Friday, August 31, 2018

Global Warming Can Make Extreme Weather Worse.  Now Scientists Can Say by How Much.

Researchers no longer hesitate to blame climate change for floods, fires and heat waves.  Here's how the science works.


A wildfire burns in Alvdalen, central Sweden, on July 26. (Credit: Maja Suslin / EPA file) Click to Enlarge.
When the heat waves, droughts, wildfires and deluges come — as they seem to with increasing regularity these days — the question inevitably arises:  Did climate change play a role?

The answer scientists gave for years was that greenhouse gases created by humans likely contributed to extreme weather, but it was hard to definitively tie the warming atmosphere to any single episode.

But that cautious approach, repeated in thousands of news reports for more than a decade, has been changing in recent months.  Now, scientists say that they will increasingly be able to link extreme weather events to human-caused global warming and to make such determinations quickly, sometimes within days.

So when a heat wave beset Northern Europe early this summer, bringing temperatures in Scandinavia into the 90s, a consortium of researchers operating under the name World Weather Attribution whipped together a series of computer simulations.  Within three days, the scientists issued a finding that the hot spell had been made at least twice as likely because of human-driven climate change.

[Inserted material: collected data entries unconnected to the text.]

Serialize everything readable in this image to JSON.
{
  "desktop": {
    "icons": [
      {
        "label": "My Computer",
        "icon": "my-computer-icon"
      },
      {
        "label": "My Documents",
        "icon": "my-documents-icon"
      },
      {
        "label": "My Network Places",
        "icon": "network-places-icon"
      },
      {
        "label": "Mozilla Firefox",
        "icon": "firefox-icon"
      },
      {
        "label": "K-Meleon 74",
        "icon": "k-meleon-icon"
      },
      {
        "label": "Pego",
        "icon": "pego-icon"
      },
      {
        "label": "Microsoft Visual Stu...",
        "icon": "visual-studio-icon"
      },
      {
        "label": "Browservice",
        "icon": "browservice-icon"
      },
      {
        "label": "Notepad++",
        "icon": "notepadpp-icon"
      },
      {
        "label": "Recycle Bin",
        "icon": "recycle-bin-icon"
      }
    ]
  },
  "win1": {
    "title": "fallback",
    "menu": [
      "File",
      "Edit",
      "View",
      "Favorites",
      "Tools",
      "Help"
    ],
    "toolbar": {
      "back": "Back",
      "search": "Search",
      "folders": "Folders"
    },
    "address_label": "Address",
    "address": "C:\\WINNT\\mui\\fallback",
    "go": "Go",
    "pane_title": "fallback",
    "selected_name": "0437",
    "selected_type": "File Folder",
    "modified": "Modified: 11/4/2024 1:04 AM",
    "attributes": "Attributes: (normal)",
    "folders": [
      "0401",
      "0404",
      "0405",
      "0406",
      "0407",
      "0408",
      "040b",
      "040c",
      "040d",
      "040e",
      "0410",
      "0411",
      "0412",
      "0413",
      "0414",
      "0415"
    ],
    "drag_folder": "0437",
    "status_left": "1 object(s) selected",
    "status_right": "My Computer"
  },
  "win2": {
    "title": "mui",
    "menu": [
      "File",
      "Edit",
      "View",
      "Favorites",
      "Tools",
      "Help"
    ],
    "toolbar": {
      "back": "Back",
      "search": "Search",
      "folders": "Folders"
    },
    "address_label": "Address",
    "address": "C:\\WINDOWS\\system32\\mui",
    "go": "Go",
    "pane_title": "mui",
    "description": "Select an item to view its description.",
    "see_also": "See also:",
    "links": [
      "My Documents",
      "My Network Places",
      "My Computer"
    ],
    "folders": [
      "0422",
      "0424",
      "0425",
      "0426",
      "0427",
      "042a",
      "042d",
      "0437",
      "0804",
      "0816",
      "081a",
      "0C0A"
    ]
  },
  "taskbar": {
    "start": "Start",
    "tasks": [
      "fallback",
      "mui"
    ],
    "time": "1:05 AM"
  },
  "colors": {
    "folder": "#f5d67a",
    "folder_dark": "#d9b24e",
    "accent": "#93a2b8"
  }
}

In less frequent instances, scientists taking more time have reached even bolder conclusions — finding that some extreme events would not have happened at all in a pre-industrial era, when Earth's atmosphere had not been pumped full of carbon dioxide.

The trend promises to become even more pronounced in the coming years, because national weather agencies in countries like Germany and Australia, and the weather service for the European Union, expect to begin issuing regular findings on whether unusual weather events grew out of climate change.

“Usually scientists have been quiet or said only that ‘This is the kind of event that we would expect to happen more often,'" said Friederike Otto, deputy director of the Environmental Change Institute at Oxford University in England.  "But now we can, and will, be able to say more."